This article is from the archives of the UB Reporter.
Flashback

70 years ago

Carl Sandburg speaks at UB

Established in 1922 with a gift of $25,000 from the children of the late James Fenton, the James Fenton Lecture Foundation has been instrumental in bringing speakers to UB for more than 85 years. The terms of the gift call for the speakers to be “men and women of distinguished rank in art, literature, science, industry or the public service.”

Seventy years ago, one of the Fenton lecturers was the internationally renowned poet, writer and folk singer Carl Sandburg.
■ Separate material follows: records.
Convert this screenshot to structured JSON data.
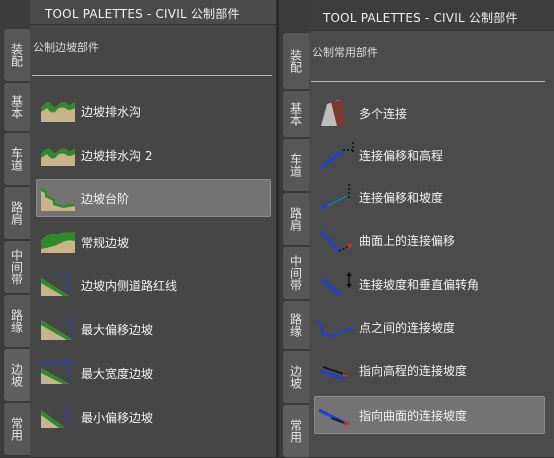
{
  "left_palette": {
    "title": "TOOL PALETTES - CIVIL 公制部件",
    "tabs": [
      "装配",
      "基本",
      "车道",
      "路肩",
      "中间带",
      "路缘",
      "边坡",
      "常用"
    ],
    "active_tab": "边坡",
    "section": "公制边坡部件",
    "items": [
      {
        "label": "边坡排水沟",
        "icon": "slope-ditch-icon"
      },
      {
        "label": "边坡排水沟 2",
        "icon": "slope-ditch-2-icon"
      },
      {
        "label": "边坡台阶",
        "icon": "slope-bench-icon",
        "selected": true
      },
      {
        "label": "常规边坡",
        "icon": "basic-slope-icon"
      },
      {
        "label": "边坡内侧道路红线",
        "icon": "slope-row-icon"
      },
      {
        "label": "最大偏移边坡",
        "icon": "max-offset-slope-icon"
      },
      {
        "label": "最大宽度边坡",
        "icon": "max-width-slope-icon"
      },
      {
        "label": "最小偏移边坡",
        "icon": "min-offset-slope-icon"
      }
    ]
  },
  "right_palette": {
    "title": "TOOL PALETTES - CIVIL 公制部件",
    "tabs": [
      "装配",
      "基本",
      "车道",
      "路肩",
      "中间带",
      "路缘",
      "边坡",
      "常用"
    ],
    "active_tab": "常用",
    "section": "公制常用部件",
    "items": [
      {
        "label": "多个连接",
        "icon": "multiple-links-icon"
      },
      {
        "label": "连接偏移和高程",
        "icon": "link-offset-elevation-icon"
      },
      {
        "label": "连接偏移和坡度",
        "icon": "link-offset-slope-icon"
      },
      {
        "label": "曲面上的连接偏移",
        "icon": "link-offset-on-surface-icon"
      },
      {
        "label": "连接坡度和垂直偏转角",
        "icon": "link-slope-vertical-deflection-icon"
      },
      {
        "label": "点之间的连接坡度",
        "icon": "link-slope-between-points-icon"
      },
      {
        "label": "指向高程的连接坡度",
        "icon": "link-slope-to-elevation-icon"
      },
      {
        "label": "指向曲面的连接坡度",
        "icon": "link-slope-to-surface-icon",
        "selected": true
      }
    ]
  },
  "colors": {
    "slope_green": "#2f8a2a",
    "soil_tan": "#c8b48a",
    "link_blue": "#1f3fd6",
    "rock_brown": "#7a3b2a"
  }
}
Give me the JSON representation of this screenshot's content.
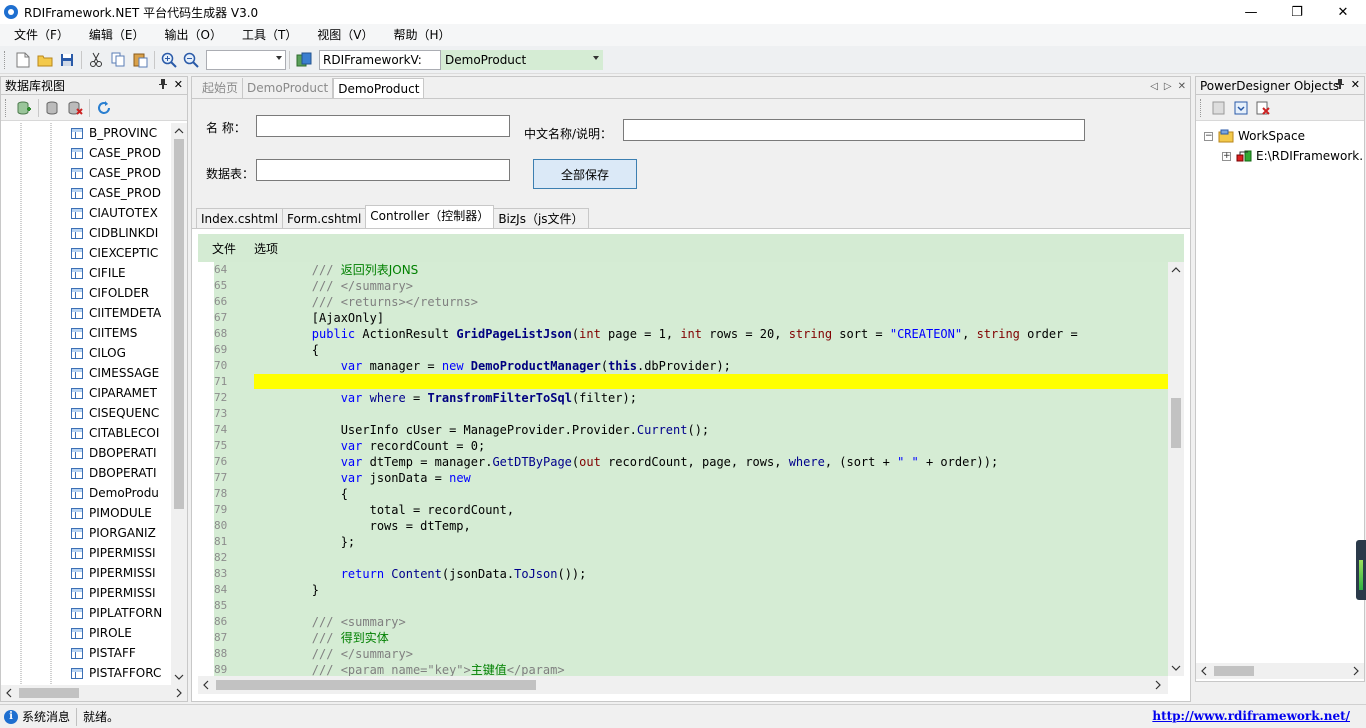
{
  "window": {
    "title": "RDIFramework.NET 平台代码生成器 V3.0",
    "minimize": "—",
    "maximize": "❐",
    "close": "✕"
  },
  "menu": [
    "文件（F）",
    "编辑（E）",
    "输出（O）",
    "工具（T）",
    "视图（V）",
    "帮助（H）"
  ],
  "toolbar": {
    "zoom_value": "",
    "project_combo": "RDIFrameworkV:",
    "table_combo": "DemoProduct"
  },
  "left_panel": {
    "title": "数据库视图",
    "pin": "📌",
    "close": "✕",
    "tables": [
      "B_PROVINC",
      "CASE_PROD",
      "CASE_PROD",
      "CASE_PROD",
      "CIAUTOTEX",
      "CIDBLINKDI",
      "CIEXCEPTIC",
      "CIFILE",
      "CIFOLDER",
      "CIITEMDETA",
      "CIITEMS",
      "CILOG",
      "CIMESSAGE",
      "CIPARAMET",
      "CISEQUENC",
      "CITABLECOI",
      "DBOPERATI",
      "DBOPERATI",
      "DemoProdu",
      "PIMODULE",
      "PIORGANIZ",
      "PIPERMISSI",
      "PIPERMISSI",
      "PIPERMISSI",
      "PIPLATFORN",
      "PIROLE",
      "PISTAFF",
      "PISTAFFORC"
    ]
  },
  "doc_tabs": {
    "tabs": [
      "起始页",
      "DemoProduct",
      "DemoProduct"
    ]
  },
  "form": {
    "name_label": "名  称：",
    "name_value": "",
    "cn_label": "中文名称/说明：",
    "cn_value": "",
    "table_label": "数据表：",
    "table_value": "",
    "save_label": "全部保存"
  },
  "sub_tabs": [
    "Index.cshtml",
    "Form.cshtml",
    "Controller（控制器）",
    "BizJs（js文件）"
  ],
  "editor_menu": [
    "文件",
    "选项"
  ],
  "code": {
    "highlight_line": 71,
    "lines": [
      {
        "n": "64",
        "html": "        <span class=\"c-com\">///</span> <span class=\"c-comtxt\">返回列表JONS</span>"
      },
      {
        "n": "65",
        "html": "        <span class=\"c-com\">/// &lt;/summary&gt;</span>"
      },
      {
        "n": "66",
        "html": "        <span class=\"c-com\">/// &lt;returns&gt;&lt;/returns&gt;</span>"
      },
      {
        "n": "67",
        "html": "        [AjaxOnly]"
      },
      {
        "n": "68",
        "html": "        <span class=\"c-kw\">public</span> ActionResult <span class=\"c-id2\">GridPageListJson</span>(<span class=\"c-kw2\">int</span> page = 1, <span class=\"c-kw2\">int</span> rows = 20, <span class=\"c-kw2\">string</span> sort = <span class=\"c-str\">\"CREATEON\"</span>, <span class=\"c-kw2\">string</span> order ="
      },
      {
        "n": "69",
        "html": "        {"
      },
      {
        "n": "70",
        "html": "            <span class=\"c-kw\">var</span> manager = <span class=\"c-kw\">new</span> <span class=\"c-id2\">DemoProductManager</span>(<span class=\"c-id2\">this</span>.dbProvider);"
      },
      {
        "n": "71",
        "html": ""
      },
      {
        "n": "72",
        "html": "            <span class=\"c-kw\">var</span> <span class=\"c-id\">where</span> = <span class=\"c-id2\">TransfromFilterToSql</span>(filter);"
      },
      {
        "n": "73",
        "html": ""
      },
      {
        "n": "74",
        "html": "            UserInfo cUser = ManageProvider.Provider.<span class=\"c-id\">Current</span>();"
      },
      {
        "n": "75",
        "html": "            <span class=\"c-kw\">var</span> recordCount = 0;"
      },
      {
        "n": "76",
        "html": "            <span class=\"c-kw\">var</span> dtTemp = manager.<span class=\"c-id\">GetDTByPage</span>(<span class=\"c-kw2\">out</span> recordCount, page, rows, <span class=\"c-id\">where</span>, (sort + <span class=\"c-str\">\" \"</span> + order));"
      },
      {
        "n": "77",
        "html": "            <span class=\"c-kw\">var</span> jsonData = <span class=\"c-kw\">new</span>"
      },
      {
        "n": "78",
        "html": "            {"
      },
      {
        "n": "79",
        "html": "                total = recordCount,"
      },
      {
        "n": "80",
        "html": "                rows = dtTemp,"
      },
      {
        "n": "81",
        "html": "            };"
      },
      {
        "n": "82",
        "html": ""
      },
      {
        "n": "83",
        "html": "            <span class=\"c-kw\">return</span> <span class=\"c-id\">Content</span>(jsonData.<span class=\"c-id\">ToJson</span>());"
      },
      {
        "n": "84",
        "html": "        }"
      },
      {
        "n": "85",
        "html": ""
      },
      {
        "n": "86",
        "html": "        <span class=\"c-com\">/// &lt;summary&gt;</span>"
      },
      {
        "n": "87",
        "html": "        <span class=\"c-com\">///</span> <span class=\"c-comtxt\">得到实体</span>"
      },
      {
        "n": "88",
        "html": "        <span class=\"c-com\">/// &lt;/summary&gt;</span>"
      },
      {
        "n": "89",
        "html": "        <span class=\"c-com\">/// &lt;param name=</span><span class=\"c-com\">\"key\"</span><span class=\"c-com\">&gt;</span><span class=\"c-comtxt\">主键值</span><span class=\"c-com\">&lt;/param&gt;</span>"
      }
    ]
  },
  "right_panel": {
    "title": "PowerDesigner Objects",
    "pin": "📌",
    "close": "✕",
    "workspace": "WorkSpace",
    "model": "E:\\RDIFramework."
  },
  "status": {
    "label": "系统消息",
    "message": "就绪。",
    "link": "http://www.rdiframework.net/"
  }
}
Sandburg was known and appreciated for entertaining university audiences with poetry readings and American folk song performances. Prior to his visit to UB, Sandburg had established himself as a poet with the publication of “Chicago Poems” in 1916 and with “Abraham Lincoln: the Prairie Years” in 1926 as a popular biographer as well.

Sandburg followed other distinguished speakers sponsored by the Fenton foundation, including Robert Frost (1927), Bertrand Russell (1929), Percy Grainger (1931), T.S. Eliot (1933) and Arnold Toynbee (1933). As part of a six-month lecture tour, the poet Vachel Lindsay spoke at UB on Nov. 5, 1931, only a month before his suicide.

Today, the Don Davis Auto World Lectureship Fund, the James Fenton Lecture Foundation and the annual Martin Luther King Jr. Commemoration bring distinguished speakers to UB throughout the academic year.